President Anastasiades meeting with officials linked to Athalassa hospital on Monday

PRESIDENT Anastasiades has made a habit of taking personal initiatives to resolve problems facing the country. In his four years in power there have been countless meetings at the presidential palace with an assortment of interest groups, ranging from bank bondholders to farmers, and with Anastasiades acting as a mediator/facilitator/arbitrator/peacemaker.

Sometimes such initiatives work, but more often they do not, though this does not seem to matter to the president, whose main concern is the positive publicity he receives as a problem-solver and caring leader. By becoming involved in everything that is going on he presents himself as a decisive president that is in touch with what is happening in the country and is at pains to put things right. If he fails, he can still be given credit for trying to do something.

Anastasiades is not the first president to play the role of country’s problem-solver, the man who arrives to save the day. Neither he nor his predecessors, who engaged in this practice, seem to understand that such interventions reflect very badly on ministers and senior civil servants, who are shown to be incapable of doing their job properly. The president intervenes because he has no confidence in his minister tackling the problem.

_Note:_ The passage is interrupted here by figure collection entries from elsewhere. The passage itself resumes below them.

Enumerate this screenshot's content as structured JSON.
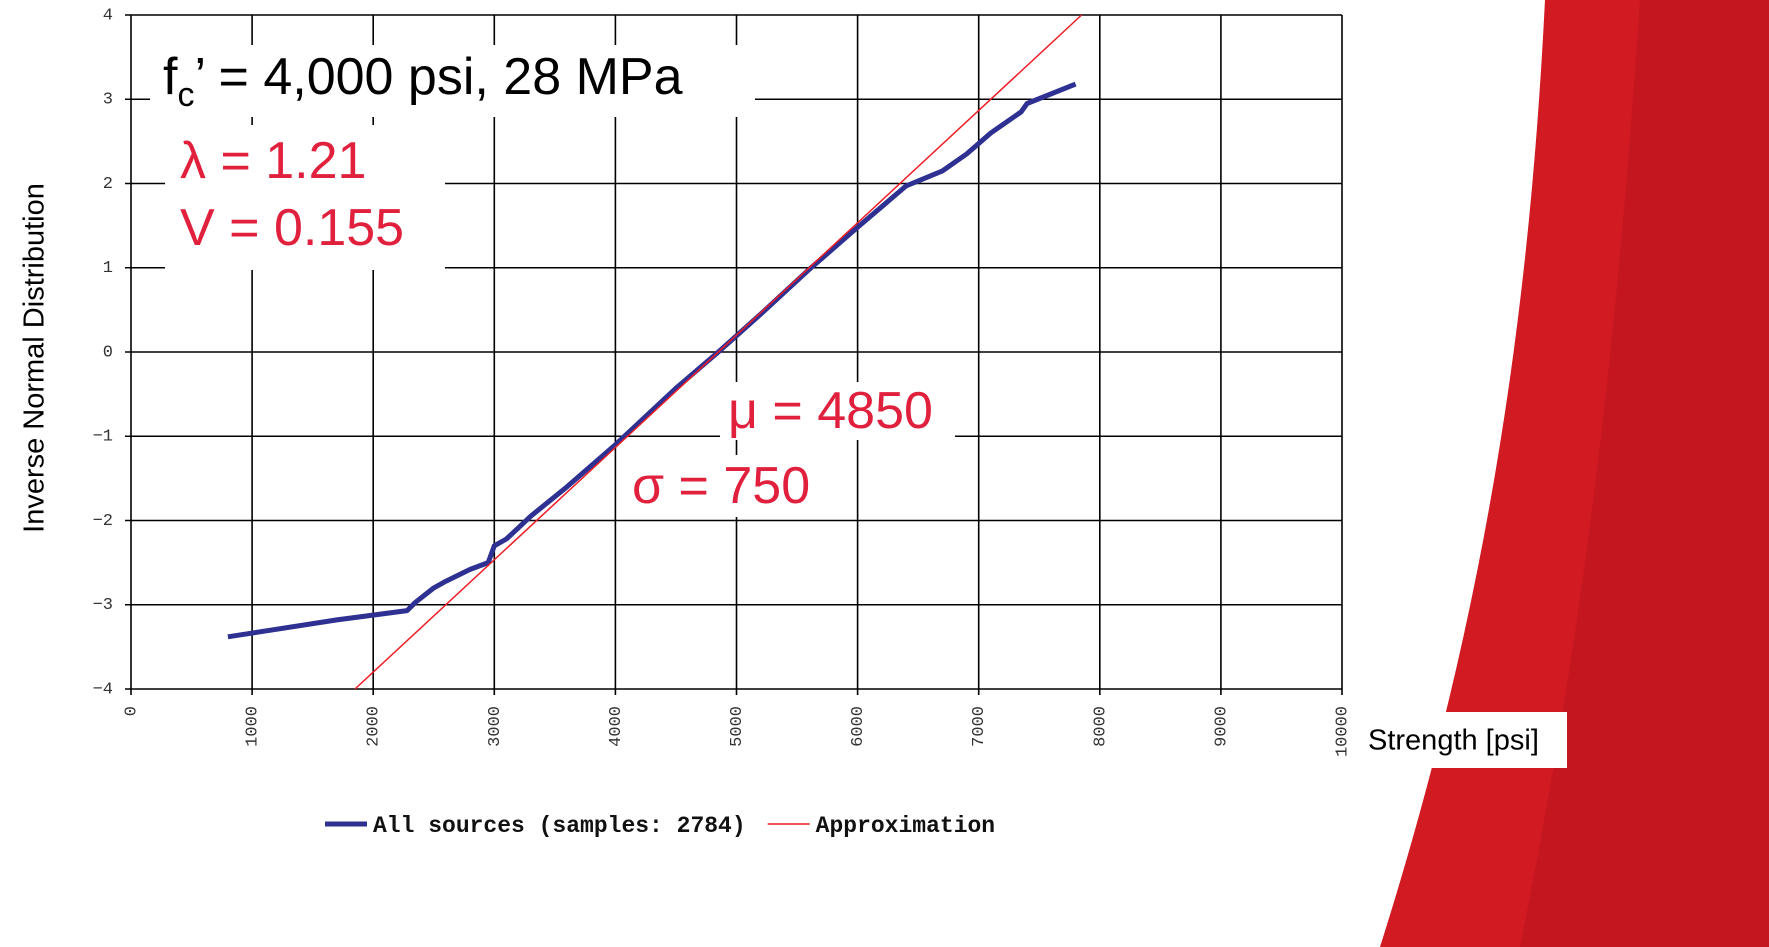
{
  "chart_data": {
    "type": "line",
    "title_main": "f",
    "title_sub": "c",
    "title_rest": "’ = 4,000 psi, 28 MPa",
    "annotations": [
      "λ = 1.21",
      "V = 0.155",
      "μ = 4850",
      "σ = 750"
    ],
    "annotation_color": "#e0203c",
    "xlabel": "Strength [psi]",
    "ylabel": "Inverse Normal Distribution",
    "xlim": [
      0,
      10000
    ],
    "xticks": [
      0,
      1000,
      2000,
      3000,
      4000,
      5000,
      6000,
      7000,
      8000,
      9000,
      10000
    ],
    "ylim": [
      -4,
      4
    ],
    "yticks": [
      {
        "value": -4,
        "label": "−4"
      },
      {
        "value": -3,
        "label": "−3"
      },
      {
        "value": -2,
        "label": "−2"
      },
      {
        "value": -1,
        "label": "−1"
      },
      0,
      1,
      2,
      3,
      4
    ],
    "grid": true,
    "legend": "bottom",
    "series": [
      {
        "name": "All sources (samples: 2784)",
        "color": "#2e3192",
        "x": [
          800,
          1700,
          2280,
          2350,
          2500,
          2600,
          2800,
          2950,
          3000,
          3100,
          3300,
          3600,
          4000,
          4500,
          4850,
          5200,
          5600,
          6000,
          6400,
          6700,
          6900,
          7100,
          7350,
          7400,
          7800
        ],
        "values": [
          -3.38,
          -3.18,
          -3.07,
          -2.97,
          -2.8,
          -2.72,
          -2.58,
          -2.5,
          -2.3,
          -2.22,
          -1.95,
          -1.6,
          -1.1,
          -0.43,
          0,
          0.45,
          0.98,
          1.48,
          1.97,
          2.15,
          2.35,
          2.6,
          2.85,
          2.95,
          3.18
        ]
      },
      {
        "name": "Approximation",
        "color": "#ee1c25",
        "x": [
          1850,
          7850
        ],
        "values": [
          -4,
          4
        ]
      }
    ]
  }
}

This was the clear message of his intervention in the Limassol port dispute. He had no faith in his transport minister who had failed to resolve the differences between the port’s container terminal operator and truck drivers, at such a high cost for the economy. So, he stepped in. Successive meetings with the interested parties on Saturday produced a result and the truck drivers suspended their action for 30 days. Such interventions have not always been successful. In the case of the national health scheme, for example, meetings with the doctors, nurses and party leaders have failed to yield results.

There have also been presidential interventions that are not helpful, like yesterday’s regarding the Athalassa psychiatric hospital. As a result of press reports about the lack of running water at the hospital for weeks, the president called a meeting at which he gave orders for the construction of a new hospital for psychiatric patients. The decision smacked of electioneering. Had the costs been estimated, were the funds available, was there a need for a new building, had the land been found? Do we have to build a new hospital because there was a problem with the water supply?

Surely it would have made more sense to focus solely on fixing what is wrong with the existing building which, according to the health minister, has too much unutilised space. The modern tendency is for care in the community rather than locking up psychiatric patients in the hospital. The Athalassa hospital was built to house 800 patients and there are currently just 70, said the minister, who quite clearly did not agree with the president’s rash decision.

Anastasiades’ intervention could cost the taxpayer several millions of euros there was no need to spend. This is what happens when the president decides he has to personally solve all society’s problems.